Now we can build the machine:
docker build -t mysqlmachine .
Then we can run it:
docker run -p 3306:3306 -P -i -t mysqlmachine
And we can connect from our “real box” to the mysql server running in the docker container:
mysql --host=127.0.0.1 --protocol=TCP -u myuser -pmyuserpwd mydb
Does everything works as expected so far? Cool, let’s move on.
Make the two docker containers communicate
Let’s assign a name to the mysql container:
docker run -p 3306:3306 -P --name mysqlcontainer -i -t mysqlmachine
Now let’s start the PHP container telling it about the mysqlcontainer:
docker run -i -t -p 80:80 -P --link mysqlcontainer:dbhost phpmachine /bin/bash
From the console of the phpmachine you should be able to ping dbhost (the name under which the phpmachine can reach the mysql container).
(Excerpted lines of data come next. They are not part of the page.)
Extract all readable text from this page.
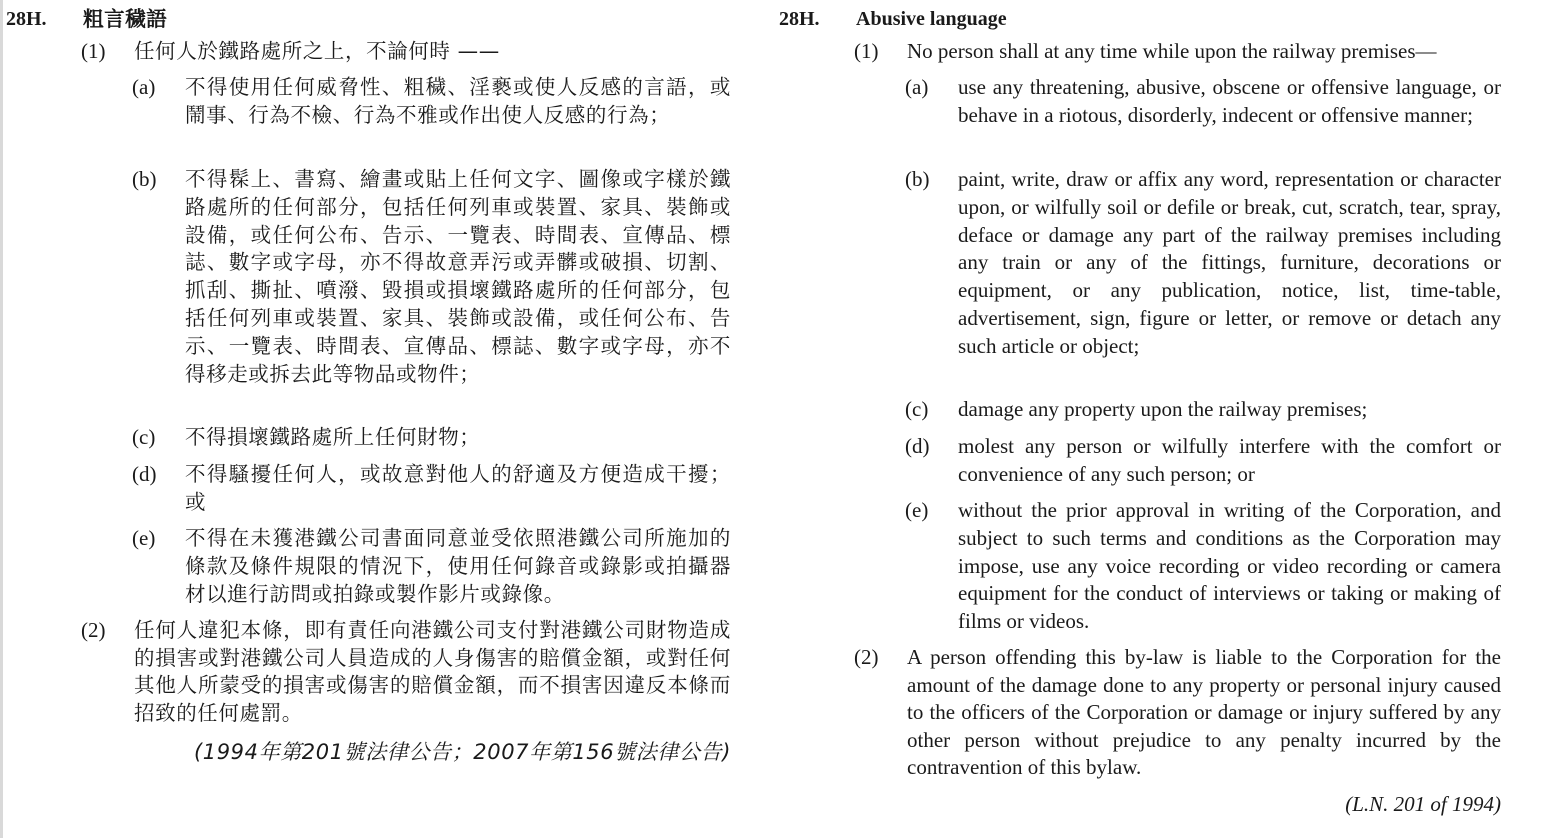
28H. 粗言穢語
(1) 任何人於鐵路處所之上，不論何時 ——
(a) 不得使用任何威脅性、粗穢、淫褻或使人反感的言語，或鬧事、行為不檢、行為不雅或作出使人反感的行為；
(b) 不得髹上、書寫、繪畫或貼上任何文字、圖像或字樣於鐵路處所的任何部分，包括任何列車或裝置、家具、裝飾或設備，或任何公布、告示、一覽表、時間表、宣傳品、標誌、數字或字母，亦不得故意弄污或弄髒或破損、切割、抓刮、撕扯、噴潑、毀損或損壞鐵路處所的任何部分，包括任何列車或裝置、家具、裝飾或設備，或任何公布、告示、一覽表、時間表、宣傳品、標誌、數字或字母，亦不得移走或拆去此等物品或物件；
(c) 不得損壞鐵路處所上任何財物；
(d) 不得騷擾任何人，或故意對他人的舒適及方便造成干擾；或
(e) 不得在未獲港鐵公司書面同意並受依照港鐵公司所施加的條款及條件規限的情況下，使用任何錄音或錄影或拍攝器材以進行訪問或拍錄或製作影片或錄像。
(2) 任何人違犯本條，即有責任向港鐵公司支付對港鐵公司財物造成的損害或對港鐵公司人員造成的人身傷害的賠償金額，或對任何其他人所蒙受的損害或傷害的賠償金額，而不損害因違反本條而招致的任何處罰。
(1994年第201號法律公告；2007年第156號法律公告)
28H. Abusive language
(1) No person shall at any time while upon the railway premises—
(a) use any threatening, abusive, obscene or offensive language, or behave in a riotous, disorderly, indecent or offensive manner;
(b) paint, write, draw or affix any word, representation or character upon, or wilfully soil or defile or break, cut, scratch, tear, spray, deface or damage any part of the railway premises including any train or any of the fittings, furniture, decorations or equipment, or any publication, notice, list, time-table, advertisement, sign, figure or letter, or remove or detach any such article or object;
(c) damage any property upon the railway premises;
(d) molest any person or wilfully interfere with the comfort or convenience of any such person; or
(e) without the prior approval in writing of the Corporation, and subject to such terms and conditions as the Corporation may impose, use any voice recording or video recording or camera equipment for the conduct of interviews or taking or making of films or videos.
(2) A person offending this by-law is liable to the Corporation for the amount of the damage done to any property or personal injury caused to the officers of the Corporation or damage or injury suffered by any other person without prejudice to any penalty incurred by the contravention of this bylaw.
(L.N. 201 of 1994)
Good!
In practice a line is added to the /etc/hosts file of the phpmachine, associating dbhost with the IP of ourmysqlmachine.
We are using PHPMyAdmin as the placeholder for some application that you could want to develop. When you develop an application you want to edit it on your development machine and making it available to the docker container. So, download PhpMyAdmin version 4.0.x (later versions require mysql 5.5, while centos 6 uses mysql 5.1) and unpack it in some directory, suppose it is in ~/Downloads/phpMyAdmin-4.0.10-all-languages. Now you can run the docker container with php like this:
docker run -v ~/Downloads/phpMyAdmin-4.0.10-all-languages:/var/www/html -i -t -p 80:80 -P --link mysqlcontainer:dbhost phpmachine
This will mount the directory with the source code of PhpMyAdmin on /var/www/html in the* phpmachine*, which is the directory which Apache httpd is configured to serve.
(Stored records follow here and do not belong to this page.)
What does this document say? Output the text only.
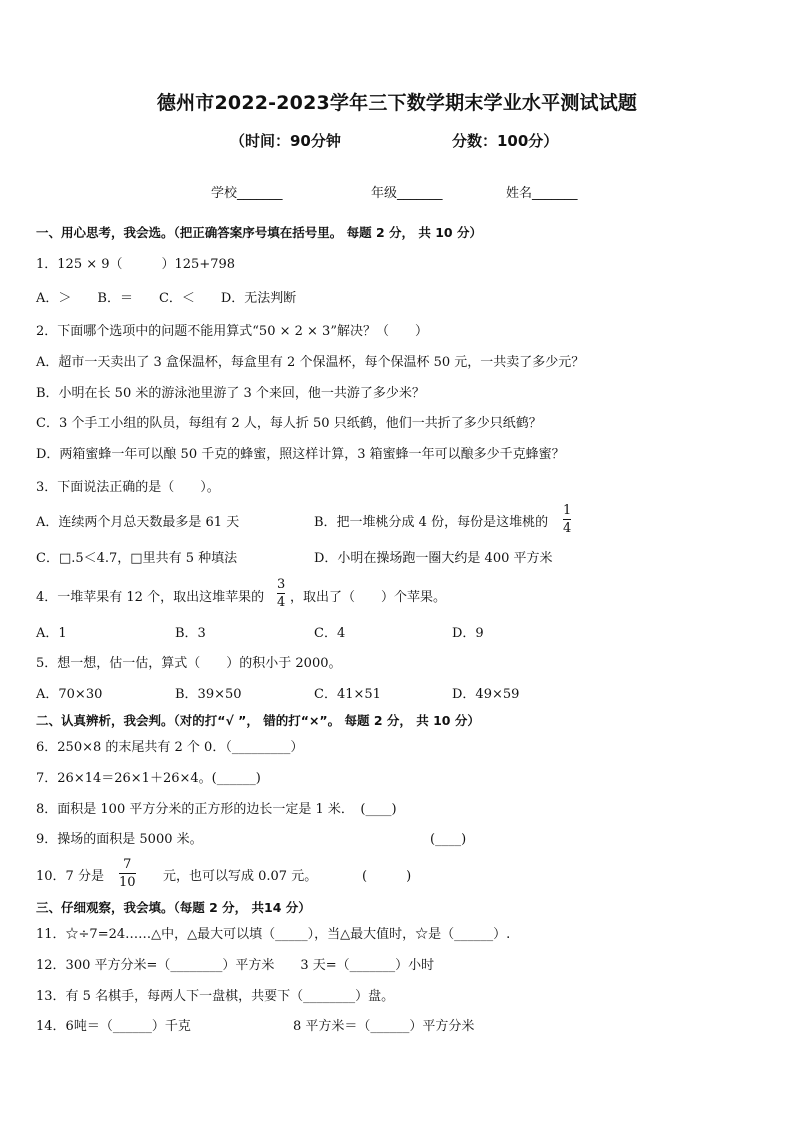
德州市2022-2023学年三下数学期末学业水平测试试题
（时间：90分钟	分数：100分）
学校_______	年级_______	姓名_______
一、用心思考，我会选。（把正确答案序号填在括号里。 每题 2 分， 共 10 分）
1．125 × 9（　　　）125+798
A．＞　　B．＝　　C．＜　　D．无法判断
2．下面哪个选项中的问题不能用算式“50 × 2 × 3”解决？（　　）
A．超市一天卖出了 3 盒保温杯，每盒里有 2 个保温杯，每个保温杯 50 元，一共卖了多少元？
B．小明在长 50 米的游泳池里游了 3 个来回，他一共游了多少米？
C．3 个手工小组的队员，每组有 2 人，每人折 50 只纸鹤，他们一共折了多少只纸鹤？
D．两箱蜜蜂一年可以酿 50 千克的蜂蜜，照这样计算，3 箱蜜蜂一年可以酿多少千克蜂蜜？
3．下面说法正确的是（　　）。
A．连续两个月总天数最多是 61 天	B．把一堆桃分成 4 份，每份是这堆桃的
1
4
C．□.5＜4.7，□里共有 5 种填法	D．小明在操场跑一圈大约是 400 平方米
4．一堆苹果有 12 个，取出这堆苹果的
3
4 ，取出了（　　）个苹果。
A．1	B．3	C．4	D．9
5．想一想，估一估，算式（　　）的积小于 2000。
A．70×30	B．39×50	C．41×51	D．49×59
二、认真辨析，我会判。（对的打“√ ”， 错的打“×”。 每题 2 分， 共 10 分）
6．250×8 的末尾共有 2 个 0．（_________）
7．26×14＝26×1＋26×4。(______)
8．面积是 100 平方分米的正方形的边长一定是 1 米．　(____)
9．操场的面积是 5000 米。	(____)
10．7 分是
7
10 元，也可以写成 0.07 元。	(　　　)
三、仔细观察，我会填。（每题 2 分， 共14 分）
11．☆÷7=24……△中，△最大可以填（_____），当△最大值时，☆是（______）.
12．300 平方分米=（________）平方米　　3 天=（_______）小时
13．有 5 名棋手，每两人下一盘棋，共要下（________）盘。
14．6吨＝（______）千克	8 平方米＝（______）平方分米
At this point you need to rename config.sample.inc.php in config.inc.php and change this line:
# From $cfg['Servers'][$i]['host'] = 'localhost'; # To $cfg['Servers'][$i]['host'] = 'dbhost';
In this way the phpmachine should use the db on the mysqlmachine.
Now you should be able to visit localhost and see a form.There insert the credentials for the db: myuser,myuserpwd and you should be all set!
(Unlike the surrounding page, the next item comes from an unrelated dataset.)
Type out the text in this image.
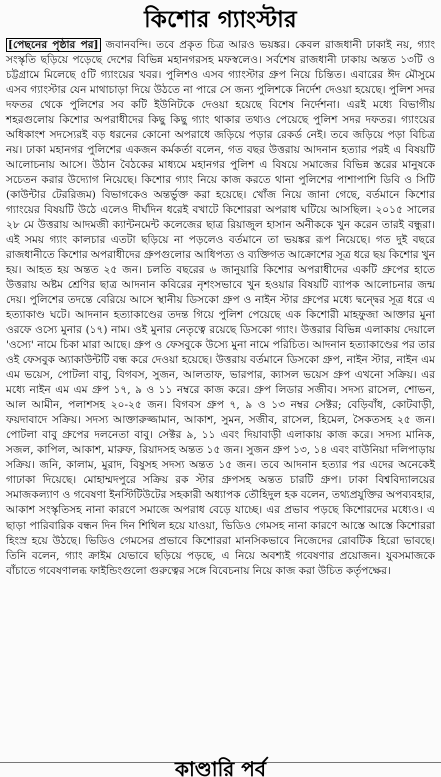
কিশোর গ্যাংস্টার

[পেছনের পৃষ্ঠার পর] জবানবন্দি। তবে প্রকৃত চিত্র আরও ভয়ঙ্কর। কেবল রাজধানী ঢাকাই নয়, গ্যাং সংস্কৃতি ছড়িয়ে পড়েছে দেশের বিভিন্ন মহানগরসহ মফস্বলেও। সর্বশেষ রাজধানী ঢাকায় অন্তত ১৩টি ও চট্টগ্রামে মিলেছে ৫টি গ্যাংয়ের খবর। পুলিশও এসব গ্যাংস্টার গ্রুপ নিয়ে চিন্তিত। এবারের ঈদ মৌসুমে এসব গ্যাংস্টার যেন মাথাচাড়া দিয়ে উঠতে না পারে সে জন্য পুলিশকে নির্দেশ দেওয়া হয়েছে। পুলিশ সদর দফতর থেকে পুলিশের সব কটি ইউনিটকে দেওয়া হয়েছে বিশেষ নির্দেশনা। এরই মধ্যে বিভাগীয় শহরগুলোয় কিশোর অপরাধীদের কিছু কিছু গ্যাং থাকার তথ্যও পেয়েছে পুলিশ সদর দফতর। গ্যাংয়ের অধিকাংশ সদস্যেরই বড় ধরনের কোনো অপরাধে জড়িয়ে পড়ার রেকর্ড নেই। তবে জড়িয়ে পড়া বিচিত্র নয়। ঢাকা মহানগর পুলিশের একজন কর্মকর্তা বলেন, গত বছর উত্তরায় আদনান হত্যার পরই এ বিষয়টি আলোচনায় আসে। উঠান বৈঠকের মাধ্যমে মহানগর পুলিশ এ বিষয়ে সমাজের বিভিন্ন স্তরের মানুষকে সচেতন করার উদ্যোগ নিয়েছে। কিশোর গ্যাং নিয়ে কাজ করতে থানা পুলিশের পাশাপাশি ডিবি ও সিটি (কাউন্টার টেররিজম) বিভাগকেও অন্তর্ভুক্ত করা হয়েছে। খোঁজ নিয়ে জানা গেছে, বর্তমানে কিশোর গ্যাংয়ের বিষয়টি উঠে এলেও দীর্ঘদিন ধরেই বখাটে কিশোররা অপরাধ ঘটিয়ে আসছিল। ২০১৫ সালের ২৮ মে উত্তরায় আদমজী ক্যান্টনমেন্ট কলেজের ছাত্র রিয়াজুল হাসান অনীককে খুন করেন তারই বন্ধুরা। এই সময় গ্যাং কালচার এতটা ছড়িয়ে না পড়লেও বর্তমানে তা ভয়ঙ্কর রূপ নিয়েছে। গত দুই বছরে রাজধানীতে কিশোর অপরাধীদের গ্রুপগুলোর আধিপত্য ও ব্যক্তিগত আক্রোশের সূত্র ধরে ছয় কিশোর খুন হয়। আহত হয় অন্তত ২৫ জন। চলতি বছরের ৬ জানুয়ারি কিশোর অপরাধীদের একটি গ্রুপের হাতে উত্তরায় অষ্টম শ্রেণির ছাত্র আদনান কবিরের নৃশংসভাবে খুন হওয়ার বিষয়টি ব্যাপক আলোচনার জন্ম দেয়। পুলিশের তদন্তে বেরিয়ে আসে স্থানীয় ডিসকো গ্রুপ ও নাইন স্টার গ্রুপের মধ্যে দ্বন্দ্বের সূত্র ধরে এ হত্যাকাণ্ড ঘটে। আদনান হত্যাকাণ্ডের তদন্ত গিয়ে পুলিশ পেয়েছে এক কিশোরী মাহফুজা আক্তার মুনা ওরফে ওস্যে মুনার (১৭) নাম। ওই মুনার নেতৃত্বে রয়েছে ডিসকো গ্যাং। উত্তরার বিভিন্ন এলাকায় দেয়ালে 'ওস্যে' নামে চিকা মারা আছে। গ্রুপ ও ফেসবুকে উস্যে মুনা নামে পরিচিত। আদনান হত্যাকাণ্ডের পর তার ওই ফেসবুক অ্যাকাউন্টটি বন্ধ করে দেওয়া হয়েছে। উত্তরায় বর্তমানে ডিসকো গ্রুপ, নাইন স্টার, নাইন এম এম ভয়েস, পোটলা বাবু, বিগবস, সুজন, আলতাফ, ভারপার, ক্যাসল ভয়েস গ্রুপ এখনো সক্রিয়। এর মধ্যে নাইন এম এম গ্রুপ ১৭, ৯ ও ১১ নম্বরে কাজ করে। গ্রুপ লিডার সজীব। সদস্য রাসেল, শোভন, আল আমীন, পলাশসহ ২০-২৫ জন। বিগবস গ্রুপ ৭, ৯ ও ১৩ নম্বর সেক্টর; বেড়িবাঁধ, কোটবাড়ী, ফয়দাবাদে সক্রিয়। সদস্য আক্তারুজ্জামান, আকাশ, সুমন, সজীব, রাসেল, হিমেল, সৈকতসহ ২৫ জন। পোটলা বাবু গ্রুপের দলনেতা বাবু। সেক্টর ৯, ১১ এবং দিয়াবাড়ী এলাকায় কাজ করে। সদস্য মানিক, সজল, কাপিল, আকাশ, মারুফ, রিয়াদসহ অন্তত ১৫ জন। সুজন গ্রুপ ১৩, ১৪ এবং বাউনিয়া দলিপাড়ায় সক্রিয়। জনি, কালাম, মুরাদ, বিষুসহ সদস্য অন্তত ১৫ জন। তবে আদনান হত্যার পর এদের অনেকেই গাঢাকা দিয়েছে। মোহাম্মদপুরে সক্রিয় রক স্টার গ্রুপসহ অন্তত চারটি গ্রুপ। ঢাকা বিশ্ববিদ্যালয়ের সমাজকল্যাণ ও গবেষণা ইনস্টিটিউটের সহকারী অধ্যাপক তৌহিদুল হক বলেন, তথ্যপ্রযুক্তির অপব্যবহার, আকাশ সংস্কৃতিসহ নানা কারণে সমাজে অপরাধ বেড়ে যাচ্ছে। এর প্রভাব পড়ছে কিশোরদের মধ্যেও। এ ছাড়া পারিবারিক বন্ধন দিন দিন শিথিল হয়ে যাওয়া, ভিডিও গেমসহ নানা কারণে আস্তে আস্তে কিশোররা হিংস্র হয়ে উঠছে। ভিডিও গেমসের প্রভাবে কিশোররা মানসিকভাবে নিজেদের রোবটিক হিরো ভাবছে। তিনি বলেন, গ্যাং ক্রাইম যেভাবে ছড়িয়ে পড়ছে, এ নিয়ে অবশ্যই গবেষণার প্রয়োজন। যুবসমাজকে বাঁচাতে গবেষণালব্ধ ফাইন্ডিংগুলো গুরুত্বের সঙ্গে বিবেচনায় নিয়ে কাজ করা উচিত কর্তৃপক্ষের।

কাণ্ডারি পর্ব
How does Docker relate with Vagrant and Ansible, Chef, Puppet?
There are a few other tools that could help with managing virtual machines and sort-of-virtual machines. If you are a bit confused about the relations between different tools this is an over-simplistic summary:
- Vagrant is a command line utility to manage virtual machines, but we are talking about complete simulations of a machine, while Docker uses the kernel from the Docker host, resulting in much lighter “virtual machines” (our Docker containers)
- Ansible, Chef and Puppet are ways to manage the configuration of these machines (operationalising processes) they could be used in conjunction with Docker. Ansible seems much lighter compared to Chef and Puppet (but slightly less powerful). It is gaining momentum among Docker users and I plan to learn more about it.
This post gives some more details about the relations between these tools.
In our small example we could play with a realistic simulation of the final production setup, which we suppose composed by two machines running CentOS 6. By doing so we have figured out a few things (e.g., we have packages for MySQL 5.1 and it forces us to not use the last version of PhpMyAdmin, we know the complete list of packages we need to install, etc.). In this way we can reasonably expects very few surprised when deploying to the production environment. I strongly believe that having less surprises is extremely good.
We could also just deploy the docker containers itself if we want so (I have never tried that yet).